Film de Sylvie Verheyde
Année de sortie : 2008
Pays : France
Scénario : Sylvie Verheyde
Photographie : Nicolas Gaurin
Montage : Christel Dewynter
Musique : NousDeux the band
Avec : Léora Barbara, Benjamin Biolay, Karole Rocher, Mélissa Rodrigues, Guillaume Depardieu
Avec son film Stella, Sylvie Verheyde parvient, avec beaucoup de justesse, à nous faire partager le point de vue de sa jeune et attachante héroïne grâce à une écriture limpide, une réalisation sensible et cohérente, ainsi que de précieux comédiens.
Synopsis du film
France, 1977. La jeune Stella (Léora Barbara) entre en sixième, dans un collège parisien un peu huppé. Elle vit, avec ses parents (Benjamin Biolay et Karole Rocher), dans le café tenu par ceux-ci, en proche banlieue.
Rapidement, Stella se découvre des différences avec les autres élèves, et des lacunes aussi, sur le plan des connaissances, tandis qu’à la maison, les soirées bruyantes et tardives ne l’aident pas à se concentrer. Elle va tenter, malgré ces obstacles, de passer tant bien que mal cette première année au collège ; heureusement, son amitié avec Gladys (Mélissa Rodrigues) va lui donner du baume au cœur. Entre sa mère et son père, en revanche, la situation n’est pas au beau fixe…
Critique de Stella
J’ai voulu faire un film à hauteur d’enfant
, a dit lors d’une interview la réalisatrice Sylvie Verheyde à propos de son troisième long métrage, Stella. En effet, dès les premières images, on comprend que le point de vue adopté par le film est exclusivement celui de sa protagoniste, une adolescente d’une douzaine d’années. Ce parti pris se traduit à la fois par la manière de filmer (par exemple, on voit souvent ce que voit Stella, avec un angle de vue correspondant à la taille d’un enfant), et par une voix-off nous livrant les pensées du personnage « au présent ».

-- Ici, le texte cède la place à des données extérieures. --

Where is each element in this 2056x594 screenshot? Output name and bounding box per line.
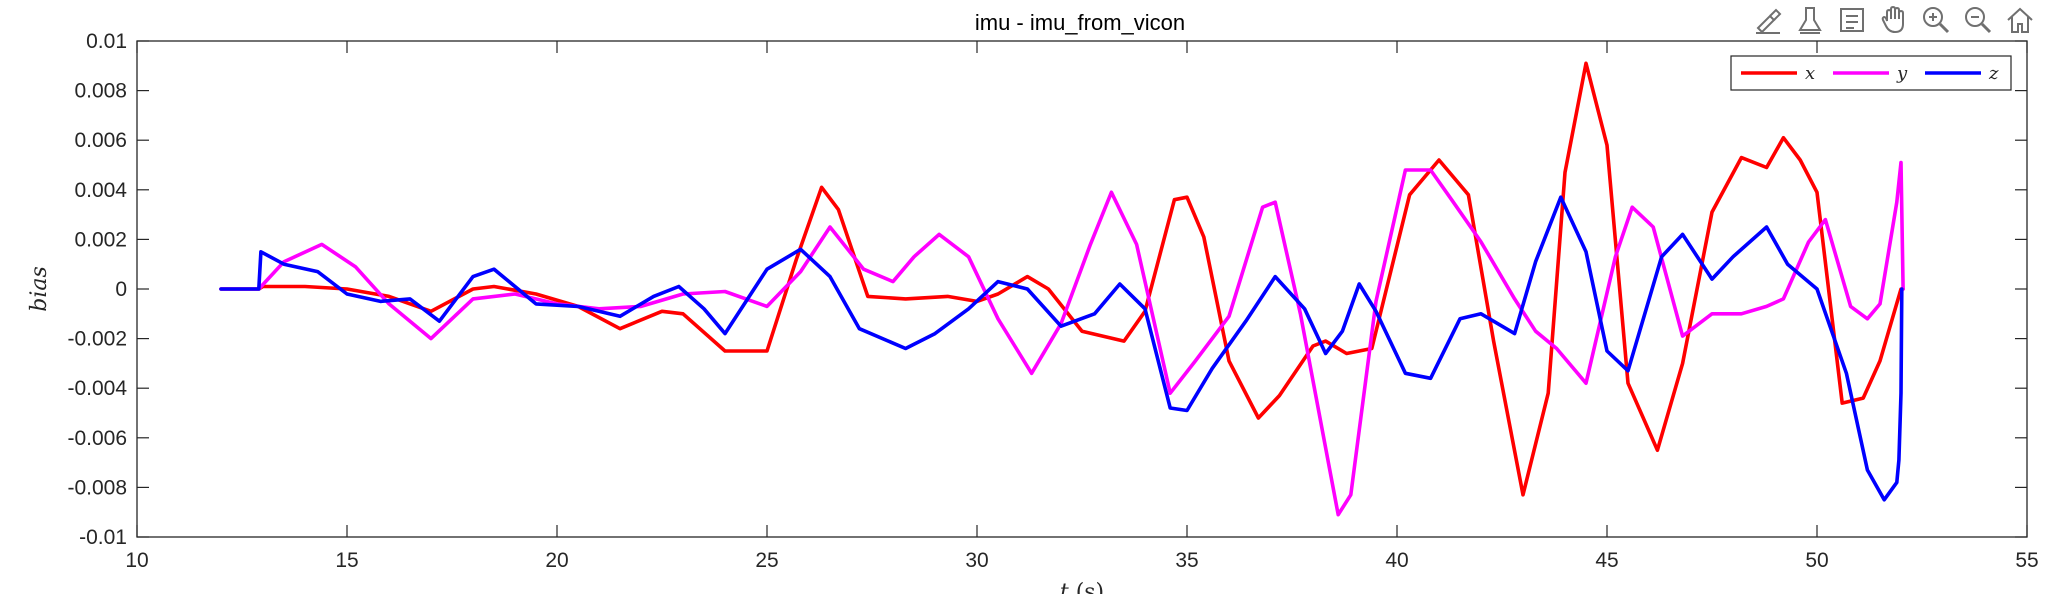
- axes-box: [136, 40, 2028, 538]
- zoom-in-icon[interactable]: [1918, 2, 1954, 38]
- y-tick-label: -0.004: [67, 377, 127, 400]
- x-axis-label: t (s): [1060, 580, 1104, 594]
- zoom-out-icon[interactable]: [1960, 2, 1996, 38]
- legend-toggle-icon[interactable]: [1834, 2, 1870, 38]
- y-tick-label: 0.004: [74, 179, 127, 202]
- y-tick-label: -0.008: [67, 476, 127, 499]
- x-tick-label: 30: [965, 549, 988, 572]
- series-line-z: [219, 195, 1904, 502]
- series-line-y: [219, 160, 1905, 517]
- x-tick-label: 45: [1595, 549, 1618, 572]
- x-tick-label: 10: [125, 549, 148, 572]
- y-tick-label: -0.006: [67, 427, 127, 450]
- x-tick-label: 35: [1175, 549, 1198, 572]
- figure-toolbar: [1750, 2, 2038, 38]
- y-axis-label: bias: [27, 266, 52, 312]
- y-tick-label: 0.01: [86, 30, 127, 53]
- x-tick-label: 55: [2015, 549, 2038, 572]
- axes-background: [137, 41, 2027, 537]
- pan-hand-icon[interactable]: [1876, 2, 1912, 38]
- y-tick-label: 0.008: [74, 80, 127, 103]
- legend[interactable]: x y z: [1730, 55, 2012, 91]
- home-icon[interactable]: [2002, 2, 2038, 38]
- x-tick-label: 40: [1385, 549, 1408, 572]
- y-tick-label: -0.01: [79, 526, 127, 549]
- legend-label-z: z: [1988, 63, 1999, 84]
- series-layer: [219, 61, 1905, 517]
- series-line-x: [219, 61, 1905, 497]
- y-tick-label: 0.006: [74, 129, 127, 152]
- x-axis-label-text: t (s): [1060, 580, 1104, 594]
- x-tick-label: 25: [755, 549, 778, 572]
- data-tips-icon[interactable]: [1792, 2, 1828, 38]
- y-tick-label: 0.002: [74, 228, 127, 251]
- x-tick-label: 15: [335, 549, 358, 572]
- brush-icon[interactable]: [1750, 2, 1786, 38]
- x-tick-label: 20: [545, 549, 568, 572]
- y-tick-label: 0: [115, 278, 127, 301]
- y-tick-label: -0.002: [67, 328, 127, 351]
- ticks-layer: 10 15 20 25 30 35 40 45 50 55 -0.01 -0.008 -0.006 -0.…: [67, 30, 2038, 572]
- legend-label-x: x: [1805, 63, 1815, 84]
- y-axis-label-text: bias: [27, 266, 52, 312]
- legend-label-y: y: [1896, 63, 1908, 84]
- x-tick-label: 50: [1805, 549, 1828, 572]
- chart-title: imu - imu_from_vicon: [975, 10, 1185, 35]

Ce n’est pas facile, d’écrire du point de vue d’un enfant, quand on est devenu adulte ; Sylvie Verheyde y parvient très bien : le texte de la voix-off est d’une justesse remarquable. Non seulement elle est utilisée à bon escient, mais chaque mot tombe juste, et nous éclaire sur l’expérience souvent difficile de cette petite fille devant composer, à l’école, avec des codes qui ne sont pas les siens, et à la maison avec un climat qui a son charme, mais qui est très adulte, bruyant, parfois brutal et sombre.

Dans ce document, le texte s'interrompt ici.